Dana Donnelly and Ohio Rabbit Rescue in Columbus have scored some great publicity in the form of an article in today’s Youngstown Vindicator newspaper. The report includes some background of how Ms. Donnelly got involved with rabbits as well as the kind of general information about house rabbits the public needs to know. Here are highlights of the story as reported by Linda M. Linonis:
Donnelly predicts the novelty of rabbits acquired as pets around Easter is wearing thin in some families. The bunnies will be abandoned or surrendered.

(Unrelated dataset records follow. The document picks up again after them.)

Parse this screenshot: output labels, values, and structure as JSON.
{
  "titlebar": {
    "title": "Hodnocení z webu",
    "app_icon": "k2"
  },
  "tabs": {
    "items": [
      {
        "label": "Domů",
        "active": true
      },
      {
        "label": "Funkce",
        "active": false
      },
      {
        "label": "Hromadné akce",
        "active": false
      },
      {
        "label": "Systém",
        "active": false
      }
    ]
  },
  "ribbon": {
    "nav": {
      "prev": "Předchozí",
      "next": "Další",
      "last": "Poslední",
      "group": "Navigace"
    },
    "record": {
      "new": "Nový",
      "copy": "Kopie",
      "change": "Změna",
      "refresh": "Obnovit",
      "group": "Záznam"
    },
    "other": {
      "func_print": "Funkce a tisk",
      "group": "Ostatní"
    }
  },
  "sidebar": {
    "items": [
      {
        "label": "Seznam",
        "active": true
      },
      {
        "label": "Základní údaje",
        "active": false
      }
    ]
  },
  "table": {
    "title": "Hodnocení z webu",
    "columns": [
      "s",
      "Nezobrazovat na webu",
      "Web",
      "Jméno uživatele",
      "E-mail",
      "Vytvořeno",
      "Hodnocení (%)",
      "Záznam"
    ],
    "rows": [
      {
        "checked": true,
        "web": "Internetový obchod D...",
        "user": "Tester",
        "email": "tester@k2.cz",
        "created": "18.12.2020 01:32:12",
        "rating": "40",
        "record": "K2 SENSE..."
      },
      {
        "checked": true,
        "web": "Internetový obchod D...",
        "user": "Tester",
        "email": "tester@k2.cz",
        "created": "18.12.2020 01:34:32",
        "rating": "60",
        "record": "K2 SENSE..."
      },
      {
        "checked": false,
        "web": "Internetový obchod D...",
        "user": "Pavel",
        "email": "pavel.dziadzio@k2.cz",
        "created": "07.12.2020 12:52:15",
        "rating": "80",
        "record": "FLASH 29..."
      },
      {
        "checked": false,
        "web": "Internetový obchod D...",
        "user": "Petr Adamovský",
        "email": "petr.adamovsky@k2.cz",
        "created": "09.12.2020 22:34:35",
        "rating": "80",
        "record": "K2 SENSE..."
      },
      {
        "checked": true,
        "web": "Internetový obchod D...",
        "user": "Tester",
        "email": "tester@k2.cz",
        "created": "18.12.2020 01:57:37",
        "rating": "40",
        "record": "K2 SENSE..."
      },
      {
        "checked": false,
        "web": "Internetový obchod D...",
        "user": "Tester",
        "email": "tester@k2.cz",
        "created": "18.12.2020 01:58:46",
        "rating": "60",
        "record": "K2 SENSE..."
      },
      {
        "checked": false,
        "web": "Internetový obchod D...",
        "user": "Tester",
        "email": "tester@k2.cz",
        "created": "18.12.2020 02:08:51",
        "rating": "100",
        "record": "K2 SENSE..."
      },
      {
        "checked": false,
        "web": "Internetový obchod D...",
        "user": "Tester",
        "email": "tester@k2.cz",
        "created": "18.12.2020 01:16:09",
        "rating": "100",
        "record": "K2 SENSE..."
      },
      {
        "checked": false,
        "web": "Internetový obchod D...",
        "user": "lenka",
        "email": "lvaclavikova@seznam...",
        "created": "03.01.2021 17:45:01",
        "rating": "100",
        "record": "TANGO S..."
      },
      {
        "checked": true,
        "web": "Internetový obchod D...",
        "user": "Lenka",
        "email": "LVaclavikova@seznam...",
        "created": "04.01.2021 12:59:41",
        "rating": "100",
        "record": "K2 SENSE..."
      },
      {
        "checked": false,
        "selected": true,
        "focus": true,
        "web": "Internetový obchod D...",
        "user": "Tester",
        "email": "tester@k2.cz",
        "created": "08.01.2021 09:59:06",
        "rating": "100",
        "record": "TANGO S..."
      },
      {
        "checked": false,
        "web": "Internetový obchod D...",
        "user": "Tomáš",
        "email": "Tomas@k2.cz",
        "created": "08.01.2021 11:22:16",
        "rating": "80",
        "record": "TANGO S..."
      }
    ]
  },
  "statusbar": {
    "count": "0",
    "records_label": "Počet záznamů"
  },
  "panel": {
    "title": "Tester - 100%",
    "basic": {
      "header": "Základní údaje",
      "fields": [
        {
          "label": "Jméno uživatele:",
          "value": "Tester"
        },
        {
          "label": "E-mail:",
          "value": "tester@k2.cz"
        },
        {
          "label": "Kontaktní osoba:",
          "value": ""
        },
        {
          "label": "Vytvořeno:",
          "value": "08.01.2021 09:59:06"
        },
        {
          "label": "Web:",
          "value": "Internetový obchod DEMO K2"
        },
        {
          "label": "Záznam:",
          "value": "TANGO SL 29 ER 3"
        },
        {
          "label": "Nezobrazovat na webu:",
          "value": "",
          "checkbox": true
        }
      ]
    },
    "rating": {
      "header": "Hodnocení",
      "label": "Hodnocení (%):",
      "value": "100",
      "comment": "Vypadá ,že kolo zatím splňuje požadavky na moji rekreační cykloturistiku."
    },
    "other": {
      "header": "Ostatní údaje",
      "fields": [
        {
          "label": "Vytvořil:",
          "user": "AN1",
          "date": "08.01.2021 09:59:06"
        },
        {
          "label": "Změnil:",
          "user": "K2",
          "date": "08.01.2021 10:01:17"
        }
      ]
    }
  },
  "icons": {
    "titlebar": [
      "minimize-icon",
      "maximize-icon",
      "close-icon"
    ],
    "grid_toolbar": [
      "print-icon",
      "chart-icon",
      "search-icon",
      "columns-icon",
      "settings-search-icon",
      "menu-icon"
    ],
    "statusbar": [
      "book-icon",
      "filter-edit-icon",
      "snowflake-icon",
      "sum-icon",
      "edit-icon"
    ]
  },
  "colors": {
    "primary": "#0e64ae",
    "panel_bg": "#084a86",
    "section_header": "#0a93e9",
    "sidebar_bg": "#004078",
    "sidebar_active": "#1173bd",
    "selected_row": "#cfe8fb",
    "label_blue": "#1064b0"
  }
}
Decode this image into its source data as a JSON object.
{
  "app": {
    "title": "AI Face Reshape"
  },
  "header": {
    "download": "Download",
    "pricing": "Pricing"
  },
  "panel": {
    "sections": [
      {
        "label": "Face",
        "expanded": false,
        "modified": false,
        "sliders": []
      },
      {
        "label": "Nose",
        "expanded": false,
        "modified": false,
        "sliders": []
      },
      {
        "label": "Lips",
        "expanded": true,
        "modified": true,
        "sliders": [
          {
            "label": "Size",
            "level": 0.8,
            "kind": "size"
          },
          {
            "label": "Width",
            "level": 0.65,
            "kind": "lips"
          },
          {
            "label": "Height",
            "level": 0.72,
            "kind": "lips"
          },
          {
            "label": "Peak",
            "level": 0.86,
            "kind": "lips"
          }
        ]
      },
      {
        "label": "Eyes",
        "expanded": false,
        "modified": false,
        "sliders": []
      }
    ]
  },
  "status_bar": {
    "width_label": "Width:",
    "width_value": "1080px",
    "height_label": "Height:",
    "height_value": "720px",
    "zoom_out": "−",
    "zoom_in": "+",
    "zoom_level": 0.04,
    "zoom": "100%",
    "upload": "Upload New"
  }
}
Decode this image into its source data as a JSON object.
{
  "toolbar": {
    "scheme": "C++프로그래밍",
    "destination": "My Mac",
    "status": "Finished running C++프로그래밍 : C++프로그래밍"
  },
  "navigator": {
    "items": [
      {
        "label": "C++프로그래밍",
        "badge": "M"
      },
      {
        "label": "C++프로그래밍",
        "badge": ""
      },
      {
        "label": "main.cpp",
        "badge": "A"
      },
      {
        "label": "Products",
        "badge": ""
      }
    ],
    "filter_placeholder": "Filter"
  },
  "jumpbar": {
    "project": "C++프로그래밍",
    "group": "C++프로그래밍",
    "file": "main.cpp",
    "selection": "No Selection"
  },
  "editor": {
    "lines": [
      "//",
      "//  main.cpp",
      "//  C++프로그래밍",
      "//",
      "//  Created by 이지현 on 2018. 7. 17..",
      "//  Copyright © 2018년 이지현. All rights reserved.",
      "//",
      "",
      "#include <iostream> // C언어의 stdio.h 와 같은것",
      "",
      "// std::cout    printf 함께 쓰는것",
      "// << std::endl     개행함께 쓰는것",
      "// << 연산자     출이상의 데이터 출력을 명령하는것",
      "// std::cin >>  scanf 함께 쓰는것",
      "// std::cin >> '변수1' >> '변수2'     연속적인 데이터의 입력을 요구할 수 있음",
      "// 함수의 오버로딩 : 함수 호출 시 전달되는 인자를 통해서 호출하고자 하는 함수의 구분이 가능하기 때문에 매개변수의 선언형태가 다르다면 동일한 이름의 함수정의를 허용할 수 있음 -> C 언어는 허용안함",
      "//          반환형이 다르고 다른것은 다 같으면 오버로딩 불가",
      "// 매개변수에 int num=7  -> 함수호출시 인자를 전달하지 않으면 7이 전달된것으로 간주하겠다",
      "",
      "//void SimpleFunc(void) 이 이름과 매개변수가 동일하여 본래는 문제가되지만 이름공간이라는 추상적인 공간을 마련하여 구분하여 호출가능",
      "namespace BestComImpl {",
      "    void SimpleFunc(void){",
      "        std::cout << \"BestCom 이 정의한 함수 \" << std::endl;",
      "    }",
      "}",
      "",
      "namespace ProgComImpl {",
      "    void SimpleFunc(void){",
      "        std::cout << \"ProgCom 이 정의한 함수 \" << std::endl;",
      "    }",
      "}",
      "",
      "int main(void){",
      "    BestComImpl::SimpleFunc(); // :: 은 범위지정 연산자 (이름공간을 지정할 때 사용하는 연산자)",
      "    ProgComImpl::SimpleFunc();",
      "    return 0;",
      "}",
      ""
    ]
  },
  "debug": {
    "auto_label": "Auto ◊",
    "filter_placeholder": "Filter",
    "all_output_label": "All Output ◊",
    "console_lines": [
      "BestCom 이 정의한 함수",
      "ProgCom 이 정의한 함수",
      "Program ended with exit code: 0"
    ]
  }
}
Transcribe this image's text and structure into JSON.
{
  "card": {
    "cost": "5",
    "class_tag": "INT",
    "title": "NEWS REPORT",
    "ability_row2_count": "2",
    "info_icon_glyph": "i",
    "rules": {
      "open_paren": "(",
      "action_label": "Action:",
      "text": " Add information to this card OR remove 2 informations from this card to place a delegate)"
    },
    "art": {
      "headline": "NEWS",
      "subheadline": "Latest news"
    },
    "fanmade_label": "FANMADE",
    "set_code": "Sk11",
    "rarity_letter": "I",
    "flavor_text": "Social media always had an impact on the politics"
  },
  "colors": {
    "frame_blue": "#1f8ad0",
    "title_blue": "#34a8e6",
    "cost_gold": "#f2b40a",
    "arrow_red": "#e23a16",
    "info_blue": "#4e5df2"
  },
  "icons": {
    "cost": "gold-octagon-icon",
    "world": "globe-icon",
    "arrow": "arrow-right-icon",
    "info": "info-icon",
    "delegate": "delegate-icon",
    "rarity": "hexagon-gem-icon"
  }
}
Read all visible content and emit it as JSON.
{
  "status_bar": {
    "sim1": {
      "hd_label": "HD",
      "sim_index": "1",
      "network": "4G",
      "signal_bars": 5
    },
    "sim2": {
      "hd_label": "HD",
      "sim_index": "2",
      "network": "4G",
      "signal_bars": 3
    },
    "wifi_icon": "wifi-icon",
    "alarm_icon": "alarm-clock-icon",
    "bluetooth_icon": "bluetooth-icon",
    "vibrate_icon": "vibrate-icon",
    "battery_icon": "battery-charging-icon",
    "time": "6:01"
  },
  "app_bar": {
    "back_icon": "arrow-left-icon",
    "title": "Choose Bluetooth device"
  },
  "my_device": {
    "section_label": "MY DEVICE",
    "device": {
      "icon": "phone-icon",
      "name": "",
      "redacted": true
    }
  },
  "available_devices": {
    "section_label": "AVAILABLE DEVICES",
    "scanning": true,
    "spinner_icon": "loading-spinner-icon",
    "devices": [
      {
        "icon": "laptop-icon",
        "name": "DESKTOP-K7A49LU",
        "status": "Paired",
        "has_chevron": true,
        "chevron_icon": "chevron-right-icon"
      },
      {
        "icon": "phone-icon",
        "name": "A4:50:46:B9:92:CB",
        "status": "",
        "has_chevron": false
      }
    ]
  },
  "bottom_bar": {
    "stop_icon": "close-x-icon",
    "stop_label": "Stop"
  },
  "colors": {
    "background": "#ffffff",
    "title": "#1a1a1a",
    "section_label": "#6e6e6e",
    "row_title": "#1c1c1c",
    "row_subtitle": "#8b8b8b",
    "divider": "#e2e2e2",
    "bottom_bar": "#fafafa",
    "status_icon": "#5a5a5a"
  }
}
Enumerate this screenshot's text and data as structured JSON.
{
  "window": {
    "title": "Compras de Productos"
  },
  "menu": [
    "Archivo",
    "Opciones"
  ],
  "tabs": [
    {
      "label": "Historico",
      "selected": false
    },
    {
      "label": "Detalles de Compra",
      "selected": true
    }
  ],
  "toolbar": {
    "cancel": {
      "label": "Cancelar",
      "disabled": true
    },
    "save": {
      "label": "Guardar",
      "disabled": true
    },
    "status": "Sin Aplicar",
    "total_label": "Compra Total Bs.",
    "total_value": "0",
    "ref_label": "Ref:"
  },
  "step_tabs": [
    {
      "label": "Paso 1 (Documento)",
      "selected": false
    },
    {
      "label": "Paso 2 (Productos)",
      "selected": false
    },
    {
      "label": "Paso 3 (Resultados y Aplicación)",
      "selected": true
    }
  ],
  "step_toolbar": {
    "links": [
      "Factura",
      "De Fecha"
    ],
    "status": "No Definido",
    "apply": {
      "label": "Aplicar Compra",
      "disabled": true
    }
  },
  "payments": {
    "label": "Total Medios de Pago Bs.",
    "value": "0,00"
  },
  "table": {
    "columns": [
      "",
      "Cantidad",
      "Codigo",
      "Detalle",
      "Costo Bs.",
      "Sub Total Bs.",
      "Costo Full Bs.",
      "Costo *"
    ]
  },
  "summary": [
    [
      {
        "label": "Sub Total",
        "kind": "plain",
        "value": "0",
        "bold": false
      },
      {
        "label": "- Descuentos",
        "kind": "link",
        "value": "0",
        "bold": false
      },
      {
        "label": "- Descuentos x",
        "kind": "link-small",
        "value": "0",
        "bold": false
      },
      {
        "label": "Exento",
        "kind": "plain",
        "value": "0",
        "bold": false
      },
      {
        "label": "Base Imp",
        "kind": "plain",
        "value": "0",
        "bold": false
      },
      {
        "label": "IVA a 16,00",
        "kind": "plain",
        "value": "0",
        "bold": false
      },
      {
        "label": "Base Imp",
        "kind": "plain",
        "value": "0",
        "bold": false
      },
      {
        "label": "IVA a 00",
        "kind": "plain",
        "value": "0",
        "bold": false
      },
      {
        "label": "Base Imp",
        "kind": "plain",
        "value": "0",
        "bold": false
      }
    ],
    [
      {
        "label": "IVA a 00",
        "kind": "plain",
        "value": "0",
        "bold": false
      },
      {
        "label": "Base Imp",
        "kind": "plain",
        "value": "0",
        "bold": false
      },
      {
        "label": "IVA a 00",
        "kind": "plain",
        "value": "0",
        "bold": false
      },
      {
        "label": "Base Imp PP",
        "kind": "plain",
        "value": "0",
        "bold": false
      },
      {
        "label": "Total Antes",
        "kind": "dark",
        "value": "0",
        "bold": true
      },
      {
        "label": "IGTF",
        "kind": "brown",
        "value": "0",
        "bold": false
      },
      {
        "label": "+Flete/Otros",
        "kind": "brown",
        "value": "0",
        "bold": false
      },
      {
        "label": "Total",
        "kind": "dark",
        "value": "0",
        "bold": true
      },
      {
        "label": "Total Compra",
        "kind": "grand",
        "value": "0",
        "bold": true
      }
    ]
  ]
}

Donnelly’s experience with rabbits has been educational. She said one of the three rabbits bought at the Canfield Fair died soon after, and “we didn’t know why.” The death motivated her to research rabbits to better care for the surviving bunnies, Abby and Bella, Silver Martens. Another pet, Jack, a Netherland Dwarf, is a certified therapy rabbit that Donnelly takes to nursing homes.
“I found out rabbits are high maintenance, need vet care and the right diet,” Donnelly said.
She added that people who get rabbits and tire of them, put them in a small cage and just feed them are dooming them. “They’re social animals,” she said. Pet rabbits bond to other rabbits and become attached to attentive owners.
Some people, who don’t want a rabbit any longer, think turning it loose is OK. “Letting a domesticated rabbit loose is a misdemeanor … just like abandoning a cat or dog,” Donnelly said. Pet rabbits “don’t know how to scavenge for food.” Donnelly said these pet rabbits become “food for predators, hit by cars, starve to death or are killed by hunters.”
Pet rabbits surrendered to shelters don’t fare much better. “They’re the third most popular pet and the first to be euthanized at shelters. There just isn’t space.”
You can read the entire article online at http://www.vindy.com/news/2013/apr/11/rescue-abandoned-pet-rabbits/
Hoppington Post sends out kudos to Dana Donnelly and the Ohio House Rabbit Society for helping to get this kind of information out to the general public in their region. Education, we believe, is the key to promoting rabbits as house pets to the right kind of homes while at the same time preventing bunnies from being bought on impulse only to be discarded at a later date.